Jef Practice: Time based, keepalive alert fatigue filters

It’s been a while… but I have a new Jef Practice…

It’s possible to construct filter expressions that conditionally use entity or check level annotations, with fallback values if not defined, as a reusable filter that you can tune per entity or check.

The full story
A commonly desired filter pattern for alerts is to be able to specify an alert cadence based on clock time instead of on alert occurrence. I’m going to show you what I use as a javascript filter expression for the agent keepalive as an example of the type of filter pattern you can construct using annotation conditionals.

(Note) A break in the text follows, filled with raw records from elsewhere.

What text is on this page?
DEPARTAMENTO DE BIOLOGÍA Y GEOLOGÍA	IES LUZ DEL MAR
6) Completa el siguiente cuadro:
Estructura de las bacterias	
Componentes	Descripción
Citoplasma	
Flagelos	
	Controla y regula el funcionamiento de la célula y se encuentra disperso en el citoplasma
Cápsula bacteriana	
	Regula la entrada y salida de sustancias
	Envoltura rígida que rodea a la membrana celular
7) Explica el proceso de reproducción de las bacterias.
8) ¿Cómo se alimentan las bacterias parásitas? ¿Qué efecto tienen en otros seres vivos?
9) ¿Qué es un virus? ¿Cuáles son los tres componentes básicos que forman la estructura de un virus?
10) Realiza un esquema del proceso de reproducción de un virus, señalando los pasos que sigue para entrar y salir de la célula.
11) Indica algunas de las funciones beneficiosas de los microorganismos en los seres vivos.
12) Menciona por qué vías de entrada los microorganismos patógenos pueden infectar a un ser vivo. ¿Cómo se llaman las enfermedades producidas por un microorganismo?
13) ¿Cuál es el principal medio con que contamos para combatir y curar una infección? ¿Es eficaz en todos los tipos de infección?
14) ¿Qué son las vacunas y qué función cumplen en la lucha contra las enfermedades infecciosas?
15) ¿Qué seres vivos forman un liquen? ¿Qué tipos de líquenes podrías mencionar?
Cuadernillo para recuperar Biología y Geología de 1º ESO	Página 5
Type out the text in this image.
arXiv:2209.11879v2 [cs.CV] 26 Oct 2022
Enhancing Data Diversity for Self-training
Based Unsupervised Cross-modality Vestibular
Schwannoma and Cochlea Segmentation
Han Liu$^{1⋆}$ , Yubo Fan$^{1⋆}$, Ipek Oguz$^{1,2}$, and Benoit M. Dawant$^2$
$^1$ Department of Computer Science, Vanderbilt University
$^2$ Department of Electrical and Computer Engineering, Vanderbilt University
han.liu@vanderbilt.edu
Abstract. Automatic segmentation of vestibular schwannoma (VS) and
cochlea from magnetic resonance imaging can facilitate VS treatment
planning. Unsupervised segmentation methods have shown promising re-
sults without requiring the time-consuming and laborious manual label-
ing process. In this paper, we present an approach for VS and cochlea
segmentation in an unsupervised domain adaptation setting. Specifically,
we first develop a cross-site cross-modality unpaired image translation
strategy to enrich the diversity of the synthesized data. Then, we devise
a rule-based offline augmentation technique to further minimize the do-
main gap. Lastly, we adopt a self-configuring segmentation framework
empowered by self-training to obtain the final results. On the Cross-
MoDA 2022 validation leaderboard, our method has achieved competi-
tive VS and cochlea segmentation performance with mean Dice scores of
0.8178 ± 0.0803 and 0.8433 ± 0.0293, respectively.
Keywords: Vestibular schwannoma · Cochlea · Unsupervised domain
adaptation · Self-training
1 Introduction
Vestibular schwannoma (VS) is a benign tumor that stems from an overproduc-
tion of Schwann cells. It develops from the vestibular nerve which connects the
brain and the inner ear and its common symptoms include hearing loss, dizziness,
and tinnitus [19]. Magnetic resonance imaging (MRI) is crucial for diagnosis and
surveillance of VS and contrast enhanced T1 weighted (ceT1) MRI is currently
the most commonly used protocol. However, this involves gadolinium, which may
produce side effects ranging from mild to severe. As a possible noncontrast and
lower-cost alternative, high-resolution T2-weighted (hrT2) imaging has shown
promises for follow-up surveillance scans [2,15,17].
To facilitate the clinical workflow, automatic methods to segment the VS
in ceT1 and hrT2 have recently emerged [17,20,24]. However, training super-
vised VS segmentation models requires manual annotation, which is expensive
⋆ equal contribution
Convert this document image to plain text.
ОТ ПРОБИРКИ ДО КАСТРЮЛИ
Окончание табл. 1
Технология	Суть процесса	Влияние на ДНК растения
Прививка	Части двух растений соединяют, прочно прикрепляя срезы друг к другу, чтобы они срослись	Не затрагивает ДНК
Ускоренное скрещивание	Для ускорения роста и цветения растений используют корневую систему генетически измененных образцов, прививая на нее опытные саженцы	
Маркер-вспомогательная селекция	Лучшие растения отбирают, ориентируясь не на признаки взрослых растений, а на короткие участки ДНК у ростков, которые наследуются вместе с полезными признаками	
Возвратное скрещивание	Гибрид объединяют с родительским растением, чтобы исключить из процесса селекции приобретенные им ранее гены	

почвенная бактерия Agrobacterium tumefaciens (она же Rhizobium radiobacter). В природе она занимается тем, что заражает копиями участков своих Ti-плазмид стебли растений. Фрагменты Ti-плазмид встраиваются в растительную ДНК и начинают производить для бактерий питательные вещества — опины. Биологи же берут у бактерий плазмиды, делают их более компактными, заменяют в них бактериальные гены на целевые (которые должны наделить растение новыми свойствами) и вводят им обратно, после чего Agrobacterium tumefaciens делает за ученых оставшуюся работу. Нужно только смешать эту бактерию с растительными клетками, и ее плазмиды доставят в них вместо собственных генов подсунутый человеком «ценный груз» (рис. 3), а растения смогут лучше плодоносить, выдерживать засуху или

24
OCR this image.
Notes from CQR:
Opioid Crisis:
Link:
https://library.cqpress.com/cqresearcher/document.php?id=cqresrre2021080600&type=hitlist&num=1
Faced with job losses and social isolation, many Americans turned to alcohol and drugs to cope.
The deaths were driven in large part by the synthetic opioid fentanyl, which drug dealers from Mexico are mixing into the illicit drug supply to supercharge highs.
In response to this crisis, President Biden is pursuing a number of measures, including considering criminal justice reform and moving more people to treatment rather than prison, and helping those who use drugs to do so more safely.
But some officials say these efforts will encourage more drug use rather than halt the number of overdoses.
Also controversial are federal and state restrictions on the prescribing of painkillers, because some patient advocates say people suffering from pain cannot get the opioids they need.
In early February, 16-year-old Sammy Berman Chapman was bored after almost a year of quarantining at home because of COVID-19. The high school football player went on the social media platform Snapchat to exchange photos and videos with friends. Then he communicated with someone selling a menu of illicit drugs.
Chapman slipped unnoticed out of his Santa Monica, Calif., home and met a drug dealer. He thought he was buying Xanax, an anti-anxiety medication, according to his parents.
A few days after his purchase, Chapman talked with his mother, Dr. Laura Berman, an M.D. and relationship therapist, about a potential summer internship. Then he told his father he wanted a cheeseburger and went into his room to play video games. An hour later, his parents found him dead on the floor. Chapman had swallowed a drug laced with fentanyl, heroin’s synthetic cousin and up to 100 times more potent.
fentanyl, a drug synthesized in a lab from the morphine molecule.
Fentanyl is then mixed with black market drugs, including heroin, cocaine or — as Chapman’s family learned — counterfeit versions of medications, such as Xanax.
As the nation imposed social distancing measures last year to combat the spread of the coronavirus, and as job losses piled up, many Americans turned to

Note: the keepalive check is a little bit different than most other checks because it relies on the check.timeout exclusively to produce non-zero status, so what I’m showing below is only appropriate for keepalive checks. Its possible to create similar logic that also uses check interval for interval scheduled service checks, but the logic would rely on check.interval instead of check.timeout. For cron-like scheduled checks, its a bit more complicated and to really handle that it makes the most sense to build a dedicated javascript function as an asset (which i haven’t done yet myself)

Okay so here we go…
My keepalive alert fatigue filter

type: EventFilter
api_version: core/v2
  name: keepalive_alert_fatigue
  action: allow
    - is_incident
    - "event.check.occurrences == 1 || event.check.occurrences % parseInt( 60 * ( 'keepalive_alert_minutes' in event.entity.annotations ? parseInt(event.entity.annotations.keepalive_alert_minutes): 15) / event.check.timeout ) == 0" 

The breakdown of how the filter works

  1. I’m ensuring I get an alert on first occurrence of any status change.

  2. I’m conditionally converting an entity annotation "keepalive_alert_minutes" if it exists into an integer representing elapsed minutes, else using 15 as a fallback value if the annotation is not defined.

  3. I’m calculated expected number of occurrences based in a an elapsed minutes assuming check.timeout cadence. This works for keepalive checks as a special case because of the way agent keepalive warning timeout maps to the check timeout for the keepalive check.
    Note: parseInt() effectively floors the float calculated of the expected number of occurrences elapsed.

  4. I prototyped this expression using and the otto javascript VM before testing it inside Sensu.